Yasushi Horii 研究室

主宰者Yasushi Horii
関西大学

AI 要約(直近 5 年の研究成果)

本研究室では、音声認識の最初の段階となる内耳の蝸牛(かぎゅう)という器官の音響特性を明らかにする研究に取り組んでいます。蝸牛は音を神経信号に変換する重要な臓器ですが、その詳細な動作メカニズムはまだ不明な部分が多く残されています。研究室では、流体力学の数値シミュレーションを用いて、蝸牛内部の音波がどのように伝播し、振動波(進行波)を励起するのかを解明することを目指しています。 研究の手法として、蝸牛内を満たすリンパ液が圧縮可能な媒質であることに着目し、流体力学の基礎方程式に基づいた理論モデルを構築しています。
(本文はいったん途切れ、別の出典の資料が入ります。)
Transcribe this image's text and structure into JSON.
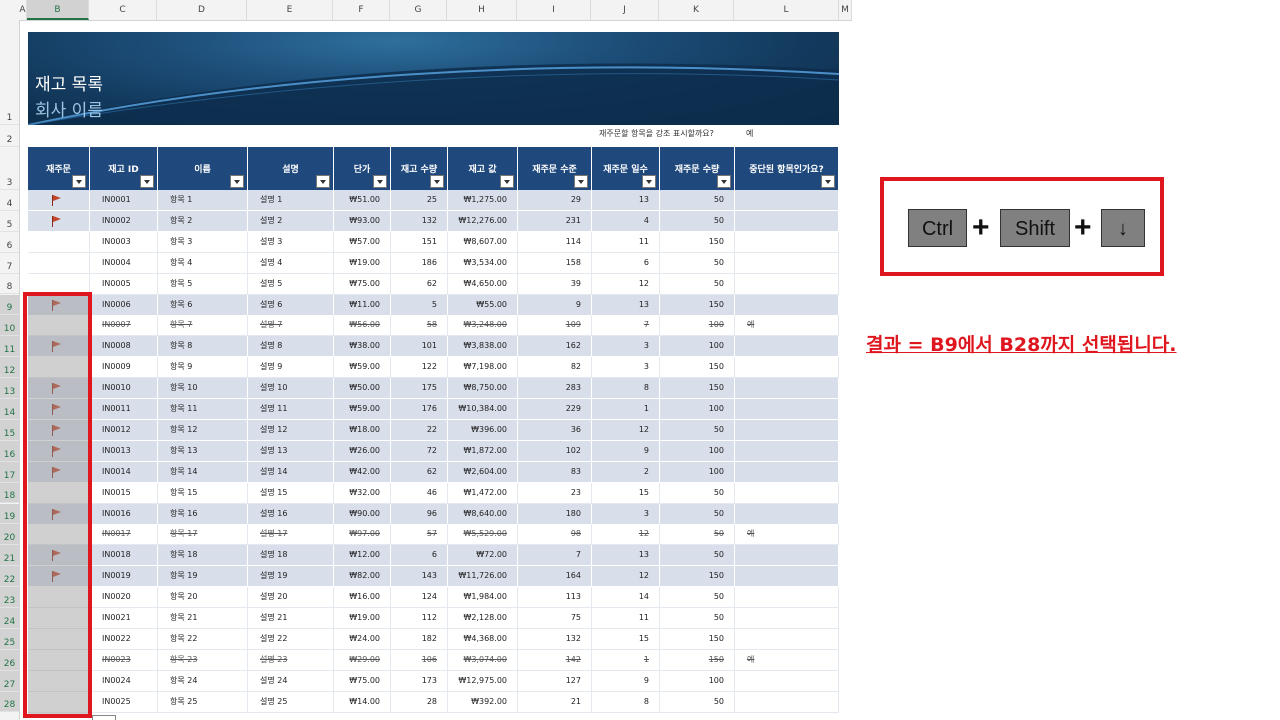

蝸牛内部の音波を対称性に基づいて偶モードと奇モードという二つの成分に分解して分析することで、複雑な音響現象を詳細に追跡できるようにしました。このアプローチにより、蝸牛がどのようにして異なる周波数の音を区別・処理しているのかを定量的に理解することが可能になります。 主要な発見として、蝸牛内部で生じる音波の物理的性質は、これら二つのモード成分の組み合わせで説明できること、特に奇モード成分が振動波の励起に中心的な役割を果たしていることが報告されています。さらに、この基礎研究の成果は、音響病態としての中耳奇形など、臨床的な聴覚障害の診断・治療へも応用される可能性があります。

※ AI(Claude)が、公開されている論文要旨から研究の問い・手法・主要な発見を事実情報として抽出・再構成して自動生成しています。誤りを含む可能性があるため、正確性は研究室公式情報でご確認ください。